Choosing a density functional for static molecular polarizabilities
Taozhe Wu, Yulia N. Kalugina, Ajit J. Thakkar

TL;DR
This study evaluates various density functionals against high-level coupled-cluster reference data for 145 organic molecules to recommend optimal functionals for calculating static molecular polarizabilities.
Contribution
It provides the first comprehensive benchmark of 34 density functionals for static polarizability calculations on small organic molecules.
Findings
Range-separated functionals perform best overall.
Hybrid functionals generally outperform local functionals.

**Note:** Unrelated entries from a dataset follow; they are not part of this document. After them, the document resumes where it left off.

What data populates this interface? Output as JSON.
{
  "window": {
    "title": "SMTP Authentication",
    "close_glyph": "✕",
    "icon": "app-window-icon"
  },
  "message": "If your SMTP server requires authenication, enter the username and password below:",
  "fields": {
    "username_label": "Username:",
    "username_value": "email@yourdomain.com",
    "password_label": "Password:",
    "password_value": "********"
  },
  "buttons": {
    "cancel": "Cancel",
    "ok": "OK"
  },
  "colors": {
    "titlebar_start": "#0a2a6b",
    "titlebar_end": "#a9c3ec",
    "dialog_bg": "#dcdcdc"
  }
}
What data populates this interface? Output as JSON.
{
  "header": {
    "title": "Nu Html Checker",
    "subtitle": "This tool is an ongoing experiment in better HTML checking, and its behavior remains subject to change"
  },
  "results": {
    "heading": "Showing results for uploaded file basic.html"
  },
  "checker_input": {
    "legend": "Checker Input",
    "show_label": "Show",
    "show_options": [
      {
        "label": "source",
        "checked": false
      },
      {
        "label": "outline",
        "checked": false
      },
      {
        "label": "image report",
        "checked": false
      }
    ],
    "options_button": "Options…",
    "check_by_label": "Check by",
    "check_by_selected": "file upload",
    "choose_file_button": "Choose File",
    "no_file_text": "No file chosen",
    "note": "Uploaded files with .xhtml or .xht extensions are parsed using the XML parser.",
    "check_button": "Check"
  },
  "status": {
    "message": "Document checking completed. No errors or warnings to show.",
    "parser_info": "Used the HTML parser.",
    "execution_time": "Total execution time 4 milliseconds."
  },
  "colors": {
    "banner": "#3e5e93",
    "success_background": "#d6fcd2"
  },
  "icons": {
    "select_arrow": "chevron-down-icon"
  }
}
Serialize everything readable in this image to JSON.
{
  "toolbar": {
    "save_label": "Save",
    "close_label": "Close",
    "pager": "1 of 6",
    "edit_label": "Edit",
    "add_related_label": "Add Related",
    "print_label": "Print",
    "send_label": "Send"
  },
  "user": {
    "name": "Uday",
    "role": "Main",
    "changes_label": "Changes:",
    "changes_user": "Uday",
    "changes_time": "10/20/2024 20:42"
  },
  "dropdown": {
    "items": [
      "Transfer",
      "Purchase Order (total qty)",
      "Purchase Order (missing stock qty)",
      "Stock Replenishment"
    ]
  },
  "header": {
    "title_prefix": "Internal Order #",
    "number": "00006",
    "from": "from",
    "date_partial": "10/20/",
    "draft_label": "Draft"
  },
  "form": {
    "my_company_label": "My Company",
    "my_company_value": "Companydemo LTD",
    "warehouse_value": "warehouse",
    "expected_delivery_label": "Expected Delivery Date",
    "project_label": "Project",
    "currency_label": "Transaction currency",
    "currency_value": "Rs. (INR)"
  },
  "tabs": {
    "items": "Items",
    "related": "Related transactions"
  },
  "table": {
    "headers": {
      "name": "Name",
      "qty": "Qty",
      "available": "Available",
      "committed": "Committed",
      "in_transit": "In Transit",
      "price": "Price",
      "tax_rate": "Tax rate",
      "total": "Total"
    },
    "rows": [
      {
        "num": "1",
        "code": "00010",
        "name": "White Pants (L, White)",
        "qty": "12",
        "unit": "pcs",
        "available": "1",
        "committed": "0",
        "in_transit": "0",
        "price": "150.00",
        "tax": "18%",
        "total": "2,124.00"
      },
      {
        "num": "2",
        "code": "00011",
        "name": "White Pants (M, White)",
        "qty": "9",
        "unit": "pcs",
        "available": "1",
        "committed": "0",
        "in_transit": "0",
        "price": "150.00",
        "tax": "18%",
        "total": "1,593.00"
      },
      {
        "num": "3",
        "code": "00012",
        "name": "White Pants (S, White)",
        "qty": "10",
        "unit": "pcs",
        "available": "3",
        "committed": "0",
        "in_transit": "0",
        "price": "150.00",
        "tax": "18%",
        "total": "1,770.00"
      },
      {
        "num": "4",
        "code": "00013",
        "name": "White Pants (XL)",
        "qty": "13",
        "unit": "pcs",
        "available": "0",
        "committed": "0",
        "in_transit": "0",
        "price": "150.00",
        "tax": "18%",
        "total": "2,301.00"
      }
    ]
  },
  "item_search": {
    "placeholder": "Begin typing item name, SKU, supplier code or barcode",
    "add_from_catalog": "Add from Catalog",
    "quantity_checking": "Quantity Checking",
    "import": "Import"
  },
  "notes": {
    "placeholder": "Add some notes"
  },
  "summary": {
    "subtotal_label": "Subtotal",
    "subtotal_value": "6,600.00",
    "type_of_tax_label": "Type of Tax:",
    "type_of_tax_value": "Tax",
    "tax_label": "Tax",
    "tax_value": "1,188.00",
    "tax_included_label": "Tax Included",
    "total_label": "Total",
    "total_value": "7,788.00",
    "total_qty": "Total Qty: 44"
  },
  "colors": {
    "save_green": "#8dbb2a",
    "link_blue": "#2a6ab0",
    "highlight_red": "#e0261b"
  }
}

Specific recommendations for functional choice are provided based on molecule size.
Abstract
Coupled-cluster calculations of static electronic dipole polarizabilities for 145 organic molecules are performed to create a reference data set. The molecules are composed from carbon, hydrogen, nitrogen, oxygen, fluorine, sulfur, chlorine, and bromine atoms. They range in size from triatomics to 14 atoms. The Hartree-Fock and 2nd-order M{\o}ller-Plesset methods and 34 density functionals, including local functionals, global hybrid functionals, and range-separated functionals of the long-range-corrected and screened-exchange varieties, are tested against this data set. On the basis of the test results, detailed recommendations are made for selecting density functionals for polarizability computations on relatively small organic molecules.